2] So, the sum of 5th & 10th digits which is square (3) can be - 1, 4, 16.
The sum of 9th & 10th digits which is cube (4) can be - 1, 8.
The sum of 2nd & 5th digits which is triangle number (8) can be - 1, 3, 6, 10, 15.

3] As per (6), 0 is already at third position i.e. C = 0. Hence, 2nd, 5th, 9th or 10th digits can't be 0. Therefore, the sum of 5th & 10th or 9th & 10th or 2nd & 5th can't be 1. Revising list of possible values of those in step 2.

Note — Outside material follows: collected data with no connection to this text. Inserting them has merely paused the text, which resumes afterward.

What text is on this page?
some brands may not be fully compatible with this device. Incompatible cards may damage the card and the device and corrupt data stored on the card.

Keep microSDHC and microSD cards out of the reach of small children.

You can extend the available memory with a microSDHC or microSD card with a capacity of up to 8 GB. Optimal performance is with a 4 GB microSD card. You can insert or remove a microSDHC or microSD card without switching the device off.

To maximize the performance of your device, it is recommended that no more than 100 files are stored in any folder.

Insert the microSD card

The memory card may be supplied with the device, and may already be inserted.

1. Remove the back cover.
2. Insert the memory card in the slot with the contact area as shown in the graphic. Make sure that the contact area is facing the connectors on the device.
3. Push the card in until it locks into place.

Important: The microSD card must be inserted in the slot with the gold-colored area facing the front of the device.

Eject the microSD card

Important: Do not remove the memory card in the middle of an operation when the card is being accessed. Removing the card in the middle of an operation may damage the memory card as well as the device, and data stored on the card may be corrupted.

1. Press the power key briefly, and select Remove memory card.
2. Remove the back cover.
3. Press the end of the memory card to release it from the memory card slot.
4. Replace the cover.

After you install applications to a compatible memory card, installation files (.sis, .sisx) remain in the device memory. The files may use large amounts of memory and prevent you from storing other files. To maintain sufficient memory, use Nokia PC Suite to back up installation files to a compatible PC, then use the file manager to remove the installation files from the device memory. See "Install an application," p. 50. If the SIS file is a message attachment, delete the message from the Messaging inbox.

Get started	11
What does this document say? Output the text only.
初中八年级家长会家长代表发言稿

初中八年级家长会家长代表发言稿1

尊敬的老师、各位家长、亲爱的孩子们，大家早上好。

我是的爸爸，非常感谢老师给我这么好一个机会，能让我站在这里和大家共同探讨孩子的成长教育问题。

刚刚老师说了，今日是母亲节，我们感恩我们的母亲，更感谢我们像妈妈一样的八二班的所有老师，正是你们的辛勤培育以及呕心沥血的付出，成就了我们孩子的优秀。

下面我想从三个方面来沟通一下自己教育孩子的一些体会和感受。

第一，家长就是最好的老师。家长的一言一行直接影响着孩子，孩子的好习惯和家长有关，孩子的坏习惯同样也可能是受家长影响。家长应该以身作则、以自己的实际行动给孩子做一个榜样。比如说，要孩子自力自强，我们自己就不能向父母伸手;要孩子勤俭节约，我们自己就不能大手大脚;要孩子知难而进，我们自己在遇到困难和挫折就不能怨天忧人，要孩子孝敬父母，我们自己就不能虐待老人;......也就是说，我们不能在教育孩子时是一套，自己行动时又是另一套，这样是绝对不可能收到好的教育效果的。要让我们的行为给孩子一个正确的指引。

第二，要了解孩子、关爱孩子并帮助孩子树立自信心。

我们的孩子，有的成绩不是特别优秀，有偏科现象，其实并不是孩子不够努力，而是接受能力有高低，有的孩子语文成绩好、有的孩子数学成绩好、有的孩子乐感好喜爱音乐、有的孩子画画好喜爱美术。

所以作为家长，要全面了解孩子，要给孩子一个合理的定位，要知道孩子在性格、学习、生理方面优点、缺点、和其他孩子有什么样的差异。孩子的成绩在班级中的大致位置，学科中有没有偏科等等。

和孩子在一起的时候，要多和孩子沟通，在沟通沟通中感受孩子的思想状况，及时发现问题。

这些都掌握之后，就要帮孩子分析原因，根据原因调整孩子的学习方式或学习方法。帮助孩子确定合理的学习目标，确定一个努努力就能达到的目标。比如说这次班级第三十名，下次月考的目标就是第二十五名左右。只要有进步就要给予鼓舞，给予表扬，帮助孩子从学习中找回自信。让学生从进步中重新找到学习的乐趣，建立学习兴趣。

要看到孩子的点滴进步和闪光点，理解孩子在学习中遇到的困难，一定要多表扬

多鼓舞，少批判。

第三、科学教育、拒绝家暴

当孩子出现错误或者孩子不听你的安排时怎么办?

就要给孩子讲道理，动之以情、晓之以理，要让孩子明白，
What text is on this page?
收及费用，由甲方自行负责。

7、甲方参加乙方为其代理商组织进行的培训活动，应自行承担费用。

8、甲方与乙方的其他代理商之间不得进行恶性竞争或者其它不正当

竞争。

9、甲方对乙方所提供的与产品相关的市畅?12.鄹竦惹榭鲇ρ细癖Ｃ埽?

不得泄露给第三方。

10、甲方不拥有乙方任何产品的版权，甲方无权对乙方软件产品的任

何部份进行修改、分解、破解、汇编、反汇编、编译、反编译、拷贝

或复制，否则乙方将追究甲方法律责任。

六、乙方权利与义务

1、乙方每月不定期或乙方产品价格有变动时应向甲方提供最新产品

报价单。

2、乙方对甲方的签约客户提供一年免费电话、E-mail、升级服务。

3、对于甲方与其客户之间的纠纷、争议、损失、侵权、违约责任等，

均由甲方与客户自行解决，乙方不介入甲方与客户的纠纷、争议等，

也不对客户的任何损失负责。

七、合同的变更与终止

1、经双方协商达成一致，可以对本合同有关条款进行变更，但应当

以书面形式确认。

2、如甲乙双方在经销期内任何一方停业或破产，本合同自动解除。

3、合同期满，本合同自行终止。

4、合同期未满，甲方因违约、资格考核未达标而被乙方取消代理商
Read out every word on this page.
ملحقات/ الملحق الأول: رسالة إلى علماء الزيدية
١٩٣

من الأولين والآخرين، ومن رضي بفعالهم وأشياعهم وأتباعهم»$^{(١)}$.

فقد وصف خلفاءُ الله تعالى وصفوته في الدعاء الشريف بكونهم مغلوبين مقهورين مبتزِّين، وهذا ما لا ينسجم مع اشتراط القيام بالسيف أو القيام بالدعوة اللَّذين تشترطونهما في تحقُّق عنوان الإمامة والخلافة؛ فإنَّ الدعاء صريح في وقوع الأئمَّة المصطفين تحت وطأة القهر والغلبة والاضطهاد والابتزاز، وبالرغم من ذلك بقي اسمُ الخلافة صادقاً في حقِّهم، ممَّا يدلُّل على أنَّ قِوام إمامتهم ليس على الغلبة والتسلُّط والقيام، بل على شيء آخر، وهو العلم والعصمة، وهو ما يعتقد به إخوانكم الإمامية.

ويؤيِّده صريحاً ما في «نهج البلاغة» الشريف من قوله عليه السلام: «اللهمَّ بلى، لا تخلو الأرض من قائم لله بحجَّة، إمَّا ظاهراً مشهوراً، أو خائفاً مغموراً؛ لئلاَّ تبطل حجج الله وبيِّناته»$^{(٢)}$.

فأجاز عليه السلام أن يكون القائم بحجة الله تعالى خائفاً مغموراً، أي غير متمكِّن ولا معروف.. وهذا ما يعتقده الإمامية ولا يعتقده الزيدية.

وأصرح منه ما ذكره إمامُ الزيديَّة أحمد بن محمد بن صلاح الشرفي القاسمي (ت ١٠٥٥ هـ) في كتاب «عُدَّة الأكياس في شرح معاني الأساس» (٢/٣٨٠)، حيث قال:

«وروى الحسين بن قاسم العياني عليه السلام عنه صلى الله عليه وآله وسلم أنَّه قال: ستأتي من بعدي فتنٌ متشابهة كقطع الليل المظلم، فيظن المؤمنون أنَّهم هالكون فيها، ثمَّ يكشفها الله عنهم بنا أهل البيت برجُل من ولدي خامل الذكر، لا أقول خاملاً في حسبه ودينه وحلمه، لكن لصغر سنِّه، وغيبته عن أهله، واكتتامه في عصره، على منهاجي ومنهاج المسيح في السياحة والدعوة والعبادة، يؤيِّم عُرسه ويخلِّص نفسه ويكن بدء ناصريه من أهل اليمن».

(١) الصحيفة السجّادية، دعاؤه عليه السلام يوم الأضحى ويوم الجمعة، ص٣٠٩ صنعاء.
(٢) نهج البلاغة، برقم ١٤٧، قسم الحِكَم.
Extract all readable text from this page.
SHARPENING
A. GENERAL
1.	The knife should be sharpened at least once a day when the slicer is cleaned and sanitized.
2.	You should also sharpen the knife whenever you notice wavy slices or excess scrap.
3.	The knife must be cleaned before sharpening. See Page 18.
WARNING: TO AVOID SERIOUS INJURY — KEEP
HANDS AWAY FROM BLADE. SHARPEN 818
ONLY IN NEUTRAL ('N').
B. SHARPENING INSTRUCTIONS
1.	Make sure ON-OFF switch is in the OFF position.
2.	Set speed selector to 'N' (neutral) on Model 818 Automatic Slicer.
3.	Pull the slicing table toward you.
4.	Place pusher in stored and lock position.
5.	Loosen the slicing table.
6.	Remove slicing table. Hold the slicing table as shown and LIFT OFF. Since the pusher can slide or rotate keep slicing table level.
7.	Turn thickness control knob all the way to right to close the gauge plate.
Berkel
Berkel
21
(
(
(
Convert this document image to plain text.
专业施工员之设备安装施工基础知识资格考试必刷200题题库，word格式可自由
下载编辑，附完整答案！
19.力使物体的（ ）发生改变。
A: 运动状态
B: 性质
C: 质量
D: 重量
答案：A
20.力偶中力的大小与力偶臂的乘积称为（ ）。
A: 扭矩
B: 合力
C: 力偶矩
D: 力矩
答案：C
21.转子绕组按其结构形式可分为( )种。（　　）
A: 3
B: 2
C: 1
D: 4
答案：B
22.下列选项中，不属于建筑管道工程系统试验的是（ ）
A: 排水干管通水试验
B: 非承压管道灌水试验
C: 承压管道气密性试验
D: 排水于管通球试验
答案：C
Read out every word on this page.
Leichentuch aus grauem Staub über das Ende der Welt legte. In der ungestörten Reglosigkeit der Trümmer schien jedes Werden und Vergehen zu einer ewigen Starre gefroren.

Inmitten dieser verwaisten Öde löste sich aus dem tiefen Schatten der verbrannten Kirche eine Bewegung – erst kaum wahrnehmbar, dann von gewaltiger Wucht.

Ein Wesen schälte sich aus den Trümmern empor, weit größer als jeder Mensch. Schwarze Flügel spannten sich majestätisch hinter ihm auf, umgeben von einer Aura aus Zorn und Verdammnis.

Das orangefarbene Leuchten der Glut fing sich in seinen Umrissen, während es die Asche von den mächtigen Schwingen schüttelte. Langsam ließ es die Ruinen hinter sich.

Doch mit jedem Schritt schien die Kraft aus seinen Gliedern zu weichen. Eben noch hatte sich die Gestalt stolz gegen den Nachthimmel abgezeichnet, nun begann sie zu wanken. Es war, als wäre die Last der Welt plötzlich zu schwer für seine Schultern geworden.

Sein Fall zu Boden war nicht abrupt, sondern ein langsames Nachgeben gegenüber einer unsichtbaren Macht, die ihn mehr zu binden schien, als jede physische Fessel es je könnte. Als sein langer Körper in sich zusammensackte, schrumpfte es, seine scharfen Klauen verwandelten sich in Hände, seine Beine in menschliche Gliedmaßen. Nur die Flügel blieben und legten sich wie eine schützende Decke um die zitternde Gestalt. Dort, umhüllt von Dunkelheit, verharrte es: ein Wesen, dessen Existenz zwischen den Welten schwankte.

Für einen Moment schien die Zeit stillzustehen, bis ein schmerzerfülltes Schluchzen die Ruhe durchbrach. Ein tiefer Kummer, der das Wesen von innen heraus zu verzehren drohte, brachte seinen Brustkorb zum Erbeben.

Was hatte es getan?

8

The sum of 5th & 10th digits which is square (3) can be -  4, 16.
The sum of 9th & 10th digits which is cube (4) can be -  8.
The sum of 2nd & 5th digits which is triangle number (8) can be -  3, 6, 10, 15.

4] Possible pairs of 9th & 10th digits - (1,7), (7,1), (2,6), (6,2), (3,5), (5,3)

If IJ = 71, then 5th digit E must be 4 - 1 = 3 & possible values of 2nd digit B are 0,3,7.
But as per (5), B must be even & C = 0 already.

IJ = 26 or 62 or 35 doesn't leave any valid value for 5th digit E.

If IJ = 53, then 5th digit E must be 1 & possible values of 2nd digit B are 2,5,9
That is B = 2 (5). But as per (2), no digit is the same as the position which it occupies in the sequence. So, the number 2 can't be at 2nd position where B is there.

Hence, IJ must be 17 i.e. I = 1, J = 7.

5] This leaves only 9 as valid value for 5th digit E so that (3) is true. 

So, E = 9 and hence B = 6 with sum of 2nd digit B and 5th digit E as 15.

6] So far, we have, B = 6, C = 0, E = 9, I = 1 and J = 7. 

As per (10), the number 3 is next to the 9 but not the zero. Hence, the 6th digit F must be 3. F = 3.

7] As per (9), the 8 is 2 spaces away from 9 i.e. here 5th digit E=9. With 3rd position already occupied by C = 0, the digit 8 must be at 7th position. 
So, G = 8. 

8] As per (7), D + F + H must be single digit. We have, F = 3 already, 
so possible values of D + H are 0, 1, 2, 3, 4, 5, 6.

D + H can't be 0 (0+0), 1 (1+0), 2(1+1/2+0), 3(1+2/3+0), 4(2+2/3+1/4+0), 5(2+3/4+1/5+0) since digits are repeated with C=0, I=1, F=3 already.

Hence, D + H = 6. 

9] Now, D = 5 and H = 1 is not possible. Also, D/H can't be 0 or 6. Both D and H can't be 3 at the same time. D can't be 4 as D is at 4th position. 

Hence, D = 2, H = 4.

10] With B = 6, C = 0, D = 2, E = 9, F = 3, G = 8, H = 4, I = 1, J = 7, the only digit left for the first position A is 5. So A = 5.

CONCLUSION : 

A = 5, B = 6, C = 0, D = 2, E = 9, F = 3, G = 8, H = 4, I = 1, J = 7.

So, the 10-digits password ABCDEFGHIJ is 5602938417.